Home > ClearPass Policy Manager Multiple Vulnerabilities
Aruba - ClearPass Policy Manager Multiple Vulnerabilities
Aruba has released an update to ClearPass Policy Manager that addresses four security vulnerabilities.
Content
Affected Products
ClearPass 6.6.x prior to 6.6.9
ClearPass 6.7.x prior to 6.7.2
Details
Authentication bypass can lead to server compromise (CVE-2018-7058)
-------------------------------------------------------------------
All versions of ClearPass 6.6.x prior to 6.6.9 are affected by an
authentication bypass vulnerability.
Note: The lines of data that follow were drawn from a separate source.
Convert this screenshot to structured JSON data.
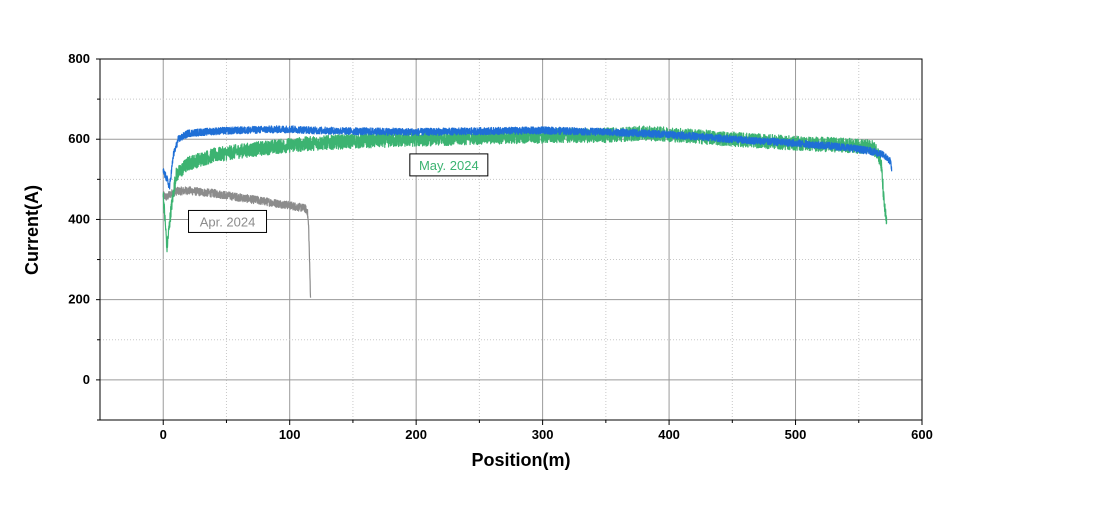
{
  "chart_data": {
    "type": "line",
    "title": "",
    "xlabel": "Position(m)",
    "ylabel": "Current(A)",
    "xlim": [
      -50,
      600
    ],
    "ylim": [
      -100,
      800
    ],
    "xticks": [
      0,
      100,
      200,
      300,
      400,
      500,
      600
    ],
    "yticks": [
      0,
      200,
      400,
      600,
      800
    ],
    "grid": true,
    "series": [
      {
        "name": "Apr. 2024",
        "color": "#8c8c8c",
        "x": [
          0,
          3,
          5,
          10,
          20,
          30,
          40,
          50,
          60,
          70,
          80,
          90,
          100,
          108,
          112,
          114,
          115,
          116,
          116.5
        ],
        "y": [
          460,
          455,
          462,
          470,
          472,
          468,
          465,
          460,
          455,
          450,
          445,
          440,
          435,
          430,
          428,
          420,
          380,
          260,
          205
        ]
      },
      {
        "name": "May. 2024",
        "color": "#3cb371",
        "x": [
          0,
          3,
          6,
          10,
          20,
          40,
          60,
          80,
          100,
          120,
          150,
          200,
          250,
          300,
          350,
          380,
          400,
          450,
          500,
          540,
          560,
          565,
          568,
          570,
          572
        ],
        "y": [
          460,
          330,
          420,
          510,
          540,
          560,
          570,
          578,
          585,
          590,
          595,
          600,
          605,
          608,
          610,
          615,
          612,
          600,
          590,
          585,
          580,
          570,
          530,
          440,
          390
        ]
      },
      {
        "name": "",
        "color": "#1f6fd6",
        "x": [
          0,
          3,
          5,
          8,
          12,
          20,
          40,
          60,
          80,
          100,
          120,
          150,
          200,
          250,
          300,
          350,
          400,
          450,
          500,
          540,
          560,
          570,
          575,
          576
        ],
        "y": [
          520,
          500,
          480,
          560,
          600,
          615,
          620,
          622,
          624,
          625,
          622,
          620,
          618,
          620,
          622,
          618,
          612,
          600,
          590,
          580,
          570,
          560,
          545,
          520
        ]
      }
    ],
    "annotations": [
      {
        "text": "Apr. 2024",
        "x": 20,
        "y": 395,
        "color": "#8c8c8c"
      },
      {
        "text": "May. 2024",
        "x": 195,
        "y": 536,
        "color": "#3cb371"
      }
    ]
  }
}
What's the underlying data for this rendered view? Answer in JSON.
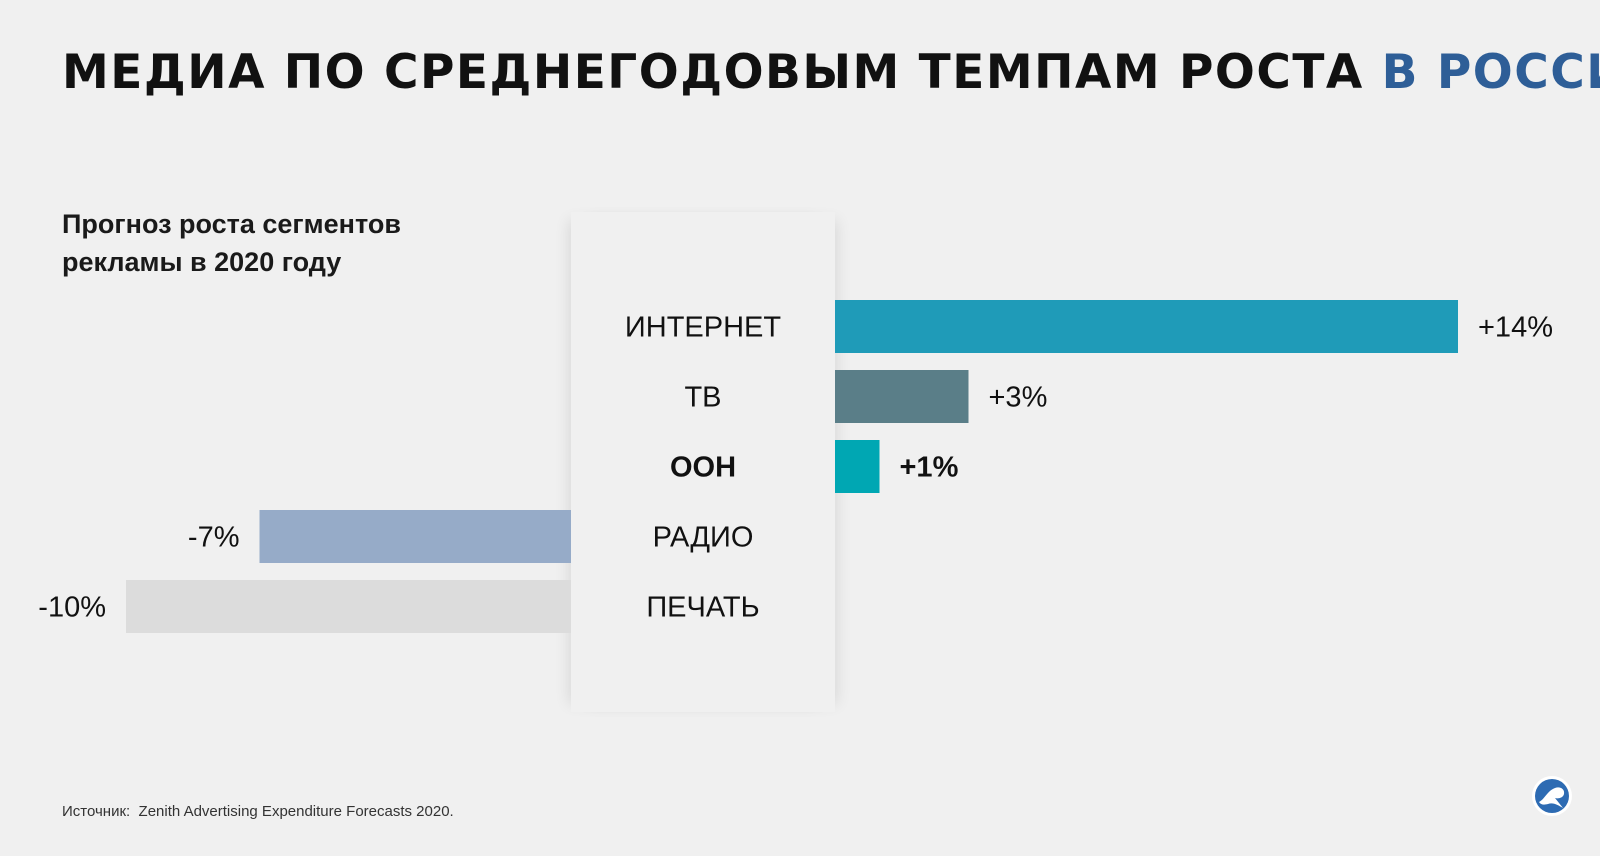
{
  "header": {
    "title_main": "МЕДИА ПО СРЕДНЕГОДОВЫМ ТЕМПАМ РОСТА",
    "title_accent": "В РОССИИ",
    "subtitle": "Прогноз роста сегментов рекламы в 2020 году"
  },
  "chart_data": {
    "type": "bar",
    "orientation": "horizontal",
    "categories": [
      "ИНТЕРНЕТ",
      "ТВ",
      "OOH",
      "РАДИО",
      "ПЕЧАТЬ"
    ],
    "values": [
      14,
      3,
      1,
      -7,
      -10
    ],
    "value_labels": [
      "+14%",
      "+3%",
      "+1%",
      "-7%",
      "-10%"
    ],
    "highlighted": "OOH",
    "colors": [
      "#1f9bb8",
      "#5a7e88",
      "#00a7b3",
      "#96abc8",
      "#dcdcdc"
    ],
    "unit": "%",
    "title": "МЕДИА ПО СРЕДНЕГОДОВЫМ ТЕМПАМ РОСТА В РОССИИ",
    "subtitle": "Прогноз роста сегментов рекламы в 2020 году",
    "xlabel": "",
    "ylabel": ""
  },
  "footer": {
    "source": "Источник:  Zenith Advertising Expenditure Forecasts 2020."
  },
  "branding": {
    "logo_icon": "rbc-logo-icon",
    "title_accent_color": "#2e5e97"
  }
}
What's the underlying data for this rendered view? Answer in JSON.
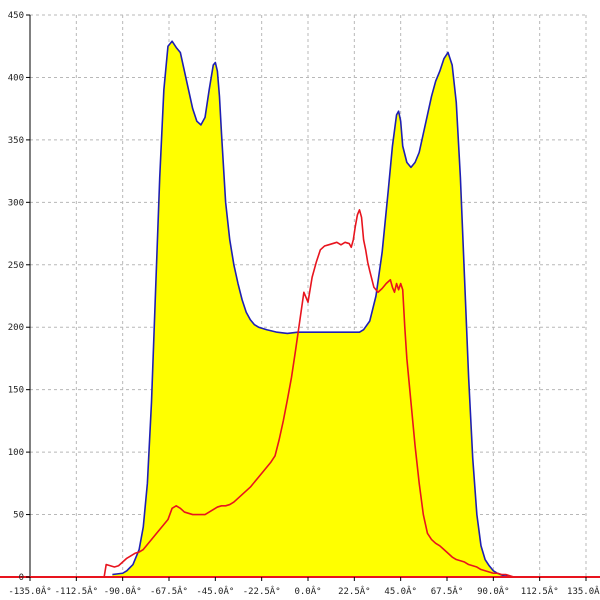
{
  "chart_data": {
    "type": "area",
    "title": "",
    "xlabel": "",
    "ylabel": "",
    "xlim": [
      -135,
      135
    ],
    "ylim": [
      0,
      450
    ],
    "grid": true,
    "x_ticks": [
      -135,
      -112.5,
      -90,
      -67.5,
      -45,
      -22.5,
      0,
      22.5,
      45,
      67.5,
      90,
      112.5,
      135
    ],
    "x_tick_labels": [
      "-135.0Â°",
      "-112.5Â°",
      "-90.0Â°",
      "-67.5Â°",
      "-45.0Â°",
      "-22.5Â°",
      "0.0Â°",
      "22.5Â°",
      "45.0Â°",
      "67.5Â°",
      "90.0Â°",
      "112.5Â°",
      "135.0Â°"
    ],
    "y_ticks": [
      0,
      50,
      100,
      150,
      200,
      250,
      300,
      350,
      400,
      450
    ],
    "y_tick_labels": [
      "0",
      "50",
      "100",
      "150",
      "200",
      "250",
      "300",
      "350",
      "400",
      "450"
    ],
    "colors": {
      "fill": "#ffff00",
      "series_1": "#1f1fb4",
      "series_2": "#e8141e",
      "baseline": "#e8141e",
      "grid": "#b8b8b8",
      "axis": "#000000"
    },
    "series": [
      {
        "filled": true,
        "color": "#1f1fb4",
        "x": [
          -95,
          -90,
          -88,
          -85,
          -82,
          -80,
          -78,
          -76,
          -74,
          -72,
          -70,
          -68,
          -66,
          -64,
          -62,
          -60,
          -58,
          -56,
          -54,
          -52,
          -50,
          -48,
          -46,
          -45,
          -44,
          -43,
          -42,
          -40,
          -38,
          -36,
          -34,
          -32,
          -30,
          -28,
          -26,
          -24,
          -22,
          -20,
          -15,
          -10,
          -5,
          0,
          5,
          10,
          15,
          20,
          22,
          25,
          27,
          30,
          33,
          36,
          39,
          41,
          43,
          44,
          45,
          46,
          48,
          50,
          52,
          54,
          56,
          58,
          60,
          62,
          64,
          66,
          68,
          70,
          72,
          74,
          76,
          78,
          80,
          82,
          84,
          86,
          88,
          90,
          92,
          95,
          100
        ],
        "y": [
          2,
          3,
          5,
          10,
          22,
          40,
          75,
          140,
          230,
          320,
          390,
          425,
          429,
          424,
          420,
          405,
          390,
          375,
          365,
          362,
          368,
          390,
          410,
          412,
          405,
          385,
          355,
          300,
          270,
          250,
          235,
          222,
          212,
          206,
          202,
          200,
          199,
          198,
          196,
          195,
          196,
          196,
          196,
          196,
          196,
          196,
          196,
          196,
          198,
          205,
          225,
          260,
          310,
          345,
          370,
          373,
          365,
          345,
          332,
          328,
          332,
          340,
          355,
          370,
          385,
          397,
          405,
          415,
          420,
          410,
          380,
          320,
          240,
          160,
          95,
          50,
          25,
          14,
          9,
          5,
          3,
          1,
          0
        ]
      },
      {
        "filled": false,
        "color": "#e8141e",
        "x": [
          -99,
          -98,
          -96,
          -94,
          -92,
          -90,
          -88,
          -86,
          -84,
          -82,
          -80,
          -78,
          -76,
          -74,
          -72,
          -70,
          -68,
          -66,
          -64,
          -62,
          -60,
          -58,
          -56,
          -54,
          -52,
          -50,
          -48,
          -46,
          -44,
          -42,
          -40,
          -38,
          -36,
          -34,
          -32,
          -30,
          -28,
          -26,
          -24,
          -22,
          -20,
          -18,
          -16,
          -14,
          -12,
          -10,
          -8,
          -6,
          -4,
          -2,
          0,
          2,
          4,
          6,
          8,
          10,
          12,
          14,
          16,
          18,
          20,
          21,
          22,
          23,
          24,
          25,
          26,
          27,
          28,
          29,
          30,
          32,
          34,
          36,
          38,
          40,
          41,
          42,
          43,
          44,
          45,
          46,
          47,
          48,
          50,
          52,
          54,
          56,
          58,
          60,
          62,
          64,
          66,
          68,
          70,
          72,
          74,
          76,
          78,
          80,
          82,
          84,
          86,
          88,
          90,
          92,
          94,
          96,
          98,
          100,
          102
        ],
        "y": [
          0,
          10,
          9,
          8,
          9,
          12,
          15,
          17,
          19,
          20,
          22,
          26,
          30,
          34,
          38,
          42,
          46,
          55,
          57,
          55,
          52,
          51,
          50,
          50,
          50,
          50,
          52,
          54,
          56,
          57,
          57,
          58,
          60,
          63,
          66,
          69,
          72,
          76,
          80,
          84,
          88,
          92,
          97,
          110,
          125,
          142,
          160,
          182,
          205,
          228,
          220,
          240,
          252,
          262,
          265,
          266,
          267,
          268,
          266,
          268,
          267,
          264,
          270,
          281,
          290,
          294,
          288,
          270,
          262,
          252,
          245,
          232,
          228,
          231,
          235,
          238,
          232,
          228,
          235,
          230,
          235,
          230,
          200,
          175,
          140,
          105,
          75,
          50,
          35,
          30,
          27,
          25,
          22,
          19,
          16,
          14,
          13,
          12,
          10,
          9,
          8,
          6,
          5,
          4,
          3,
          3,
          2,
          2,
          1,
          0,
          0
        ]
      }
    ]
  }
}
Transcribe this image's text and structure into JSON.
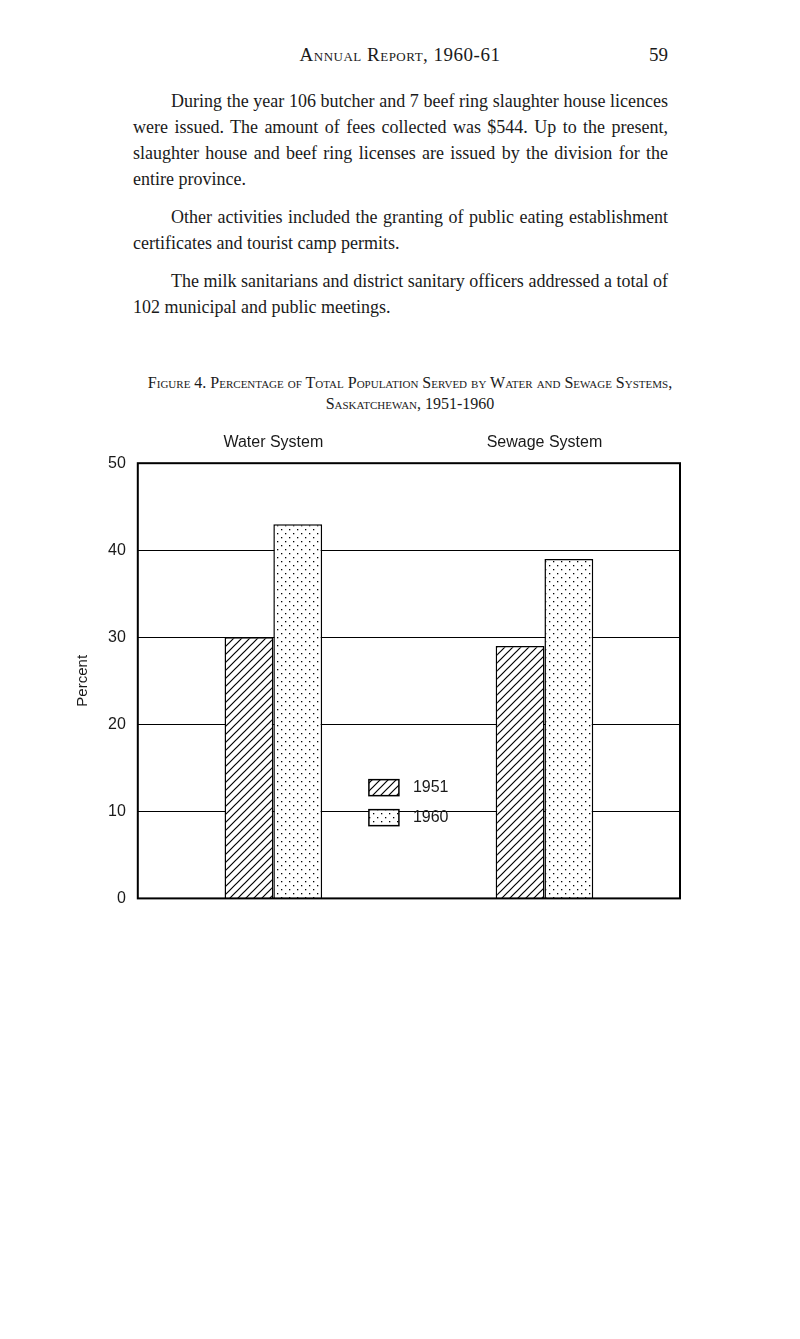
{
  "header": {
    "title": "Annual Report, 1960-61",
    "page": "59"
  },
  "paragraphs": [
    "During the year 106 butcher and 7 beef ring slaughter house licences were issued. The amount of fees collected was $544. Up to the present, slaughter house and beef ring licenses are issued by the division for the entire province.",
    "Other activities included the granting of public eating establishment certificates and tourist camp permits.",
    "The milk sanitarians and district sanitary officers addressed a total of 102 municipal and public meetings."
  ],
  "chart_data": {
    "type": "bar",
    "title": "Figure 4. Percentage of Total Population Served by Water and Sewage Systems, Saskatchewan, 1951-1960",
    "y_label": "Percent",
    "categories": [
      "Water System",
      "Sewage System"
    ],
    "series": [
      {
        "name": "1951",
        "color": "#000000",
        "values": [
          30,
          29
        ]
      },
      {
        "name": "1960",
        "color": "#000000",
        "values": [
          43,
          39
        ]
      }
    ],
    "ylim": [
      0,
      50
    ],
    "yticks": [
      0,
      10,
      20,
      30,
      40,
      50
    ],
    "grid": true,
    "legend": "center"
  }
}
An unauthenticated attacker
can leverage this vulnerability to gain administrator privileges
on the system. The vulnerability is exposed only on ClearPass web
interfaces, including administrative, guest captive portal, and API.
Customers who do not expose ClearPass web interfaces to untrusted
users are impacted to a lesser extent.
Severity: CRITICAL
CVSSv3 Overall Score: 9.8
CVSS Vector: CVSS:3.0/AV:N/AC:L/PR:N/UI:N/S:U/C:H/I:H/A:H
Discovery: This vulnerability was discovered by Luke Young (@TheBoredEng)
and reported through the BugCrowd managed bug bounty program.
Resolution: Fixed in 6.6.9 and 6.7.0.
Authenticated disclosure of cluster password (CVE-2018-7059)
------------------------------------------------------------
This vulnerability is only present when authenticated as a user
with "mon" permission.
ClearPass prior to 6.6.9 has a vulnerability in the API that helps
to coordinate cluster actions. An authenticated user with the 'mon'
permission could use this vulnerability to obtain cluster credentials
which could allow privilege escalation.
Severity: HIGH
CVSSv3 Overall Score: 7.5
CVSS Vector: CVSS:3.0/AV:N/AC:H/PR:L/UI:N/S:U/C:H/I:H/A:H
Discovery: This vulnerability was discovered by Luke Young (@TheBoredEng)
and reported through the BugCrowd managed bug bounty program.
Resolution: Fixed in 6.6.9 and 6.7.0.
Authenticated sessions are vulnerable to CSRF attacks (CVE-2018-7060)
---------------------------------------------------------------------
ClearPass 6.6.x prior to 6.6.9 and 6.7.x prior to 6.7.1 is vulnerable
to CSRF attacks against authenticated users. An attacker could manipulate
an authenticated user into performing actions on the web administrative interface.
Severity: MEDIUM
CVSSv3 Overall Score: 6.4
CVSS Vector: CVSS:3.0/AV:N/AC:H/PR:H/UI:R/S:U/C:H/I:H/A:H
Resolution: Fixed in 6.6.9 and 6.7.1.
Authenticated user can gain access as different user (CVE-2018-0489)
--------------------------------------------------------------------
ClearPass includes a third-party implementation of SAML that can allow an
attacker with authenticated access to trick SAML systems into authenticating
as a different user without knowledge of the victim user's password. This
vulnerability is only present if ClearPass SAML features are enabled under
Configuration->Identity-Single Sign-On (SSO).
The vulnerability affects all versions of ClearPass prior to 6.6.9 that have
not applied 'ClearPass 6.6.9 Hotfix Patch for CVE-2018-0489', and ClearPass
6.7.x prior to 6.7.2. This vulnerability affects all uses of SAML within
ClearPass, including:
- Administrative logins to Policy Manager, Guest and Insight.
- Onboard device provisioning portals
- Guest Operator Login to Guest and Onboard applications.
- Aruba Auto Sign-On (ASO)
Severity: HIGH
CVSSv3 Overall Score: 8.2
CVSS Vector: CVSS:3.0/AV:N/AC:H/PR:L/UI:N/S:C/C:H/I:H/A:N
Resolution
1. If running any of the prior 6.6.x versions, upgrade ClearPass Policy
Manager to version 6.6.9 and then install the 'ClearPass 6.6.9 Hotfix
Patch for CVE-2018-0489'. Note: Version 6.6.9 also contains fixes for
CVE-2017-9001 and CVE-2017-5708 which were previously announced.
2. If running ClearPass Policy Manager 6.7.0 or 6.7.1, upgrade to version
6.7.2.
Workarounds
None.
As a standard best practice, Aruba recommends that ClearPass administrators
restrict access to the Policy Manager Admin Web Interface. This can
be accomplished by navigating to Administration >> Server Manager >>
Server Configuration >> <Server-Name> >> Network >> Restrict Access
and only allowing non-public or network management networks.